With her younger son, she was more knowledgeable about the disease and more aware of the warning signs, so she requested the test. They were referred to Marmara University Research and Education Hospital and he was diagnosed there, shortly after his birth. Both her children are monitored there since then, for the last 8 years.
Enter: SpiroHome Personal
The family was introduced to SpiroHome Personal with Marmara University's clinical study on cystic fibrosis patients. She says it was very hard to imagine a device that would make their impromptu hospital visits unnecessary at first. In time, as they went to their routinely scheduled check-ups and saw the measurements were the same as the ones they got at home, SpiroHome Personal become her most trusted ally.
She says SpiroHome Personal made her child need way fewer antibiotics. If her son starts to show symptoms, they take the measurements and contact their healthcare team. The team then guides them according to the measurements, like prescribing medication or telling them to increase her son's inhaler dosage or physical therapy.

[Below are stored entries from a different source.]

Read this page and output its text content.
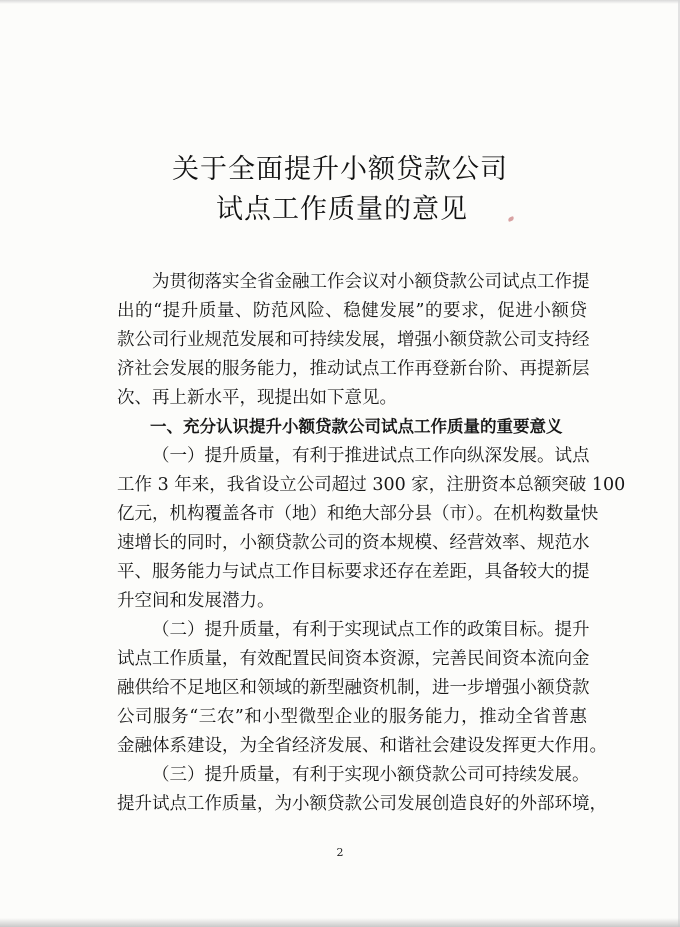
关于全面提升小额贷款公司
试点工作质量的意见
为贯彻落实全省金融工作会议对小额贷款公司试点工作提
出的“提升质量、防范风险、稳健发展”的要求，促进小额贷
款公司行业规范发展和可持续发展，增强小额贷款公司支持经
济社会发展的服务能力，推动试点工作再登新台阶、再提新层
次、再上新水平，现提出如下意见。
一、充分认识提升小额贷款公司试点工作质量的重要意义
（一）提升质量，有利于推进试点工作向纵深发展。试点
工作 3 年来，我省设立公司超过 300 家，注册资本总额突破 100
亿元，机构覆盖各市（地）和绝大部分县（市）。在机构数量快
速增长的同时，小额贷款公司的资本规模、经营效率、规范水
平、服务能力与试点工作目标要求还存在差距，具备较大的提
升空间和发展潜力。
（二）提升质量，有利于实现试点工作的政策目标。提升
试点工作质量，有效配置民间资本资源，完善民间资本流向金
融供给不足地区和领域的新型融资机制，进一步增强小额贷款
公司服务“三农”和小型微型企业的服务能力，推动全省普惠
金融体系建设，为全省经济发展、和谐社会建设发挥更大作用。
（三）提升质量，有利于实现小额贷款公司可持续发展。
提升试点工作质量，为小额贷款公司发展创造良好的外部环境，
2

They also had situations in which her son showed no new symptoms but did have an infection, which showed in the routine measurements they take at home with SpiroHome Personal. After this, their healthcare team was able to prescribe the necessary medication and the problem was dealt with with no hospital visits.
Improving quality of life, one test at a time
As cystic fibrosis is a less known disease, without SpiroHome Personal, the Tezcan family has to leave their hometown to go to the hospital. Berna Tezcan says that in order to get to the hospital at 8 a.m., they have to get on the road at 4 a.m. and on days with traffic, the trip can take up to 7 hours. She says she feels safe knowing she can monitor her son's lungs without going to the hospital.
Packing for a trip: first in the bag, SpiroHome Personal
She talked about a recent memory involving SpiroHome Personal: "We were about to go on a holiday, but my son started coughing. He was prescribed antibiotics from the local hospital, but they didn't help the situation. I talked to his healthcare team again after increasing the inhaler use and physical therapy also had no effect. They compared the current measurements to the previous ones taken in the hospital and concluded that the same antibiotics would help. We got the prescription, started using it, and in three days, it was gone. The first two things in the bag I packed were the prescription, and SpiroHome Personal.
Relieving the burden with a new routine
Tezcan says SpiroHome Personal is so easy to use that it took her son only one try to understand, and she herself was all set after the second try. Her older son is even about to start monitoring his values by himself using his own mobile phone, and they are planning to start using SpiroHome Personal with her 8-year-old son as well.
Cystic fibrosis is a highly involved and risky disease. Constant monitoring and quick intervention are key when talking about managing the disease. With SpiroHome Personal, there is no need to worry: all the lung capacity information you may need is at the tip of your fingertips.